The result follows directly from your computations if you take care of the notations. Below are these rigorous computations.
Let us fix $(r,\theta)\in \Bbb R^*_+\times S^{n-1}$. The tangent space is given by $$ T_{(r,\theta)}(\Bbb R^*_+\times S^{n-1}) = T_r\Bbb R^*_+\times T_{\theta}S^{n-1} = \Bbb R \times \{\theta\}^{\perp}, $$ where $\{\theta\}^{\perp}$ is the set of orthogonal vectors to $\theta$ in $\Bbb R^n$ with the euclidean metric.

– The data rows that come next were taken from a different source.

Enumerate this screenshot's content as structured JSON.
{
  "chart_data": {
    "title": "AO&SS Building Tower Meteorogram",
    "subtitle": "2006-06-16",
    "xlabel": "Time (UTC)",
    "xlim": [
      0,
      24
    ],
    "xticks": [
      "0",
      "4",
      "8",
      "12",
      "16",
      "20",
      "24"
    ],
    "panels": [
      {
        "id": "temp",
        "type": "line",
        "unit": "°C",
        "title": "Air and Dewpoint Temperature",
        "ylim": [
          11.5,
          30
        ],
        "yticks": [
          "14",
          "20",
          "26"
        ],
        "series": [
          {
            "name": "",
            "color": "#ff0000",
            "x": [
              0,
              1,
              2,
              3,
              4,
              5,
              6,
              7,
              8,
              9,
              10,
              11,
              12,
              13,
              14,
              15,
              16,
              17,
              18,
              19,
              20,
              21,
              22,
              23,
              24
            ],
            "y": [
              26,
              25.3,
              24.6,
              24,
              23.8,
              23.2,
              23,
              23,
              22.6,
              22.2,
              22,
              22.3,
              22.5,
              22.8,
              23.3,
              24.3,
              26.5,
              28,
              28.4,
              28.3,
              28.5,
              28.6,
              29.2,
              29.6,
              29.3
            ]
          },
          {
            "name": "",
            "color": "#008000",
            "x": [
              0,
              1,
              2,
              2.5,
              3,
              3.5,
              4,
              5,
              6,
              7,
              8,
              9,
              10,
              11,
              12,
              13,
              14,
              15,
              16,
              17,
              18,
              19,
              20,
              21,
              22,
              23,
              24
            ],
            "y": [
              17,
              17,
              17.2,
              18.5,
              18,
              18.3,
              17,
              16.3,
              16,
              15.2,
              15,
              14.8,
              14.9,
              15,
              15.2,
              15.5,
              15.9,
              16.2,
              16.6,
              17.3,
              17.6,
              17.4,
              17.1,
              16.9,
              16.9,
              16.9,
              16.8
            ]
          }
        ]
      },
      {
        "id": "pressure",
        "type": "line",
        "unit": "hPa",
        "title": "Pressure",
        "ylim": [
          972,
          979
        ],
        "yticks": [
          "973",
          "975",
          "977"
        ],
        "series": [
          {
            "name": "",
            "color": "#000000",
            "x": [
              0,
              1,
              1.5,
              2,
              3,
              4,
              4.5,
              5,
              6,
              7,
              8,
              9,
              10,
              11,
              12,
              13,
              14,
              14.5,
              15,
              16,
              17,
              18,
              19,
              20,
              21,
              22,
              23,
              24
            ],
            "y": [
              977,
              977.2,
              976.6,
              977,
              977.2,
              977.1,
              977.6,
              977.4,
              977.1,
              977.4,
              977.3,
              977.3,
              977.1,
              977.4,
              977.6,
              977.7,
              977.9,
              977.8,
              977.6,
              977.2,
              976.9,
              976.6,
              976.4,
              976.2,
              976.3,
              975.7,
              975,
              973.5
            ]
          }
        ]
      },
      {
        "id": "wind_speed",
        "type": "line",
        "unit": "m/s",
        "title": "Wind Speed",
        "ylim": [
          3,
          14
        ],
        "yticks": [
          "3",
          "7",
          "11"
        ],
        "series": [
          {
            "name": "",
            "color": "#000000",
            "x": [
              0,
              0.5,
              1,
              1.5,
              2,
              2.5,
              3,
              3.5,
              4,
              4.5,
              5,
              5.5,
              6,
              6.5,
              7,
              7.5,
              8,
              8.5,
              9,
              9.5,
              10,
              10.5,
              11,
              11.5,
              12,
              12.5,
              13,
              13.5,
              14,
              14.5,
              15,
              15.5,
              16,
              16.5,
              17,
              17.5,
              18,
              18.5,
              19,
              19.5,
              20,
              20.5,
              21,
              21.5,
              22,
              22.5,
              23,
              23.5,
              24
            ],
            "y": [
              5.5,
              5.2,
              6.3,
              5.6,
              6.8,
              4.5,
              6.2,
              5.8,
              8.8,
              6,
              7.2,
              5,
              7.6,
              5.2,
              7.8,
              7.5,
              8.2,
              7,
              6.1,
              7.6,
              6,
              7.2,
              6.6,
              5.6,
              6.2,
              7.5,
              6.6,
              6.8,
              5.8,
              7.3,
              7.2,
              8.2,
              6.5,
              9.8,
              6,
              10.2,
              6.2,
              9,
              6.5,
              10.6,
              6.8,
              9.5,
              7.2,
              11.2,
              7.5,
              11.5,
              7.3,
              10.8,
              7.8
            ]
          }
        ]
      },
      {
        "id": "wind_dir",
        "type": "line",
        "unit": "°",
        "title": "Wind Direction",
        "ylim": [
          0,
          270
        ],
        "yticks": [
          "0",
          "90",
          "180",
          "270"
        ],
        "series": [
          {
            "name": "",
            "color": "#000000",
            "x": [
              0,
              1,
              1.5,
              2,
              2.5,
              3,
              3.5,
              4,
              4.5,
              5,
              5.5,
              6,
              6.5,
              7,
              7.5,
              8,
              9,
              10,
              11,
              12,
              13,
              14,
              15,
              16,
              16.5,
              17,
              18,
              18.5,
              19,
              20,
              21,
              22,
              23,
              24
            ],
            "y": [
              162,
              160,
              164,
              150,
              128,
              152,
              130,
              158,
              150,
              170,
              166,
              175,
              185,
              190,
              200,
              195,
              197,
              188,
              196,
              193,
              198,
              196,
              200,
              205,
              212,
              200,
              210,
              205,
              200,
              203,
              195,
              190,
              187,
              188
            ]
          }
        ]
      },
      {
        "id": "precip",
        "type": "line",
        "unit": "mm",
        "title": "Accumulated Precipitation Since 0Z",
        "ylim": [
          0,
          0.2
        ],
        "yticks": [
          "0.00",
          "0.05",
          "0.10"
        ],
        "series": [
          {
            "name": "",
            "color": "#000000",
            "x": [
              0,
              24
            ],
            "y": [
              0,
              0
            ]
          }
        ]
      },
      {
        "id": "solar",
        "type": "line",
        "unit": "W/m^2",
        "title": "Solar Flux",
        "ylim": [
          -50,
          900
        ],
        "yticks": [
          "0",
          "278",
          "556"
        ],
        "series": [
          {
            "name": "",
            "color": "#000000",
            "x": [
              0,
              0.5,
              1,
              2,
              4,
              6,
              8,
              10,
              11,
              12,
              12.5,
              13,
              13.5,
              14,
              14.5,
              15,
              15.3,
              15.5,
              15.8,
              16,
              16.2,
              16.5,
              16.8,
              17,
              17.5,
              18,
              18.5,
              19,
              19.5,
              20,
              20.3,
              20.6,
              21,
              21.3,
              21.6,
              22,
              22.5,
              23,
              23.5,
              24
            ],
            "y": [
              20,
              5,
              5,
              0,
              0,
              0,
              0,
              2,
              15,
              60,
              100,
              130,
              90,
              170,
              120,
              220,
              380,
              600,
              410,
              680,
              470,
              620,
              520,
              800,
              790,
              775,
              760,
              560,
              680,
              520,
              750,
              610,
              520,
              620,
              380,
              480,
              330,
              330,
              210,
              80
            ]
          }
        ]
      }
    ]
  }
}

For $(s,v)\in T_{(r,\theta)}(\Bbb R^*_+\times S^{n-1})$, we have $$ d\phi_{(r,\theta)}(s,v) = \left(s\cosh(r) \theta + \sinh(r)v, s\sinh(r)\right). $$
Denoting by $\langle\cdot,\cdot\rangle$ the euclidean metric of $\Bbb R^n$, the Minkowski metric is $\langle \cdot,\cdot\rangle - dt^2$, and we have \begin{align} (\phi^*ds_n^{-1})_{(r,\theta)}\left((s,v),(t,w)\right) &= {(ds^{-1}_n)}_{\phi(r,\theta)}\left(d\phi_{(r,\theta)}(s,v), d\phi_{(r,\theta)}(t,w) \right)\\ &= (ds^{-1}_n)_{\phi(r,\theta)}\left((s\cosh(r) \theta + \sinh(r)v, s\sinh(r)),(t\cosh(r) \theta + \sinh(r)w, t\sinh(r))\right)\\ &= \langle s\cosh(r)\theta + \sinh(r)v, t\cosh(r)\theta + \sinh(r)w \rangle - s\sinh(r) t\sinh(r)\\ &= st\cosh^2(r)\langle \theta,\theta\rangle -st\sinh^2(r))\\ & \quad + s\cosh(r)\sinh(r)\langle \theta,w\rangle + t\cosh(r)\sinh(r)\langle v,\theta\rangle\\ & \quad + \sinh^2(r) \langle v,w\rangle. \end{align} Now, since $\langle \theta,\theta\rangle = 1$, $\cosh^2-\sinh^2 =1$, and $\langle\theta,w\rangle=\langle v,\theta\rangle = 0$, it follows that $$ (\phi^*ds_n^{-1})_{(r,\theta)}\left((s,v),(t,w)\right) = st + \sinh^2(r)\langle v,w\rangle. $$ The answer follows from the fact that $(ds_{n-1})_{\theta}(v,w)= \langle v,w\rangle$.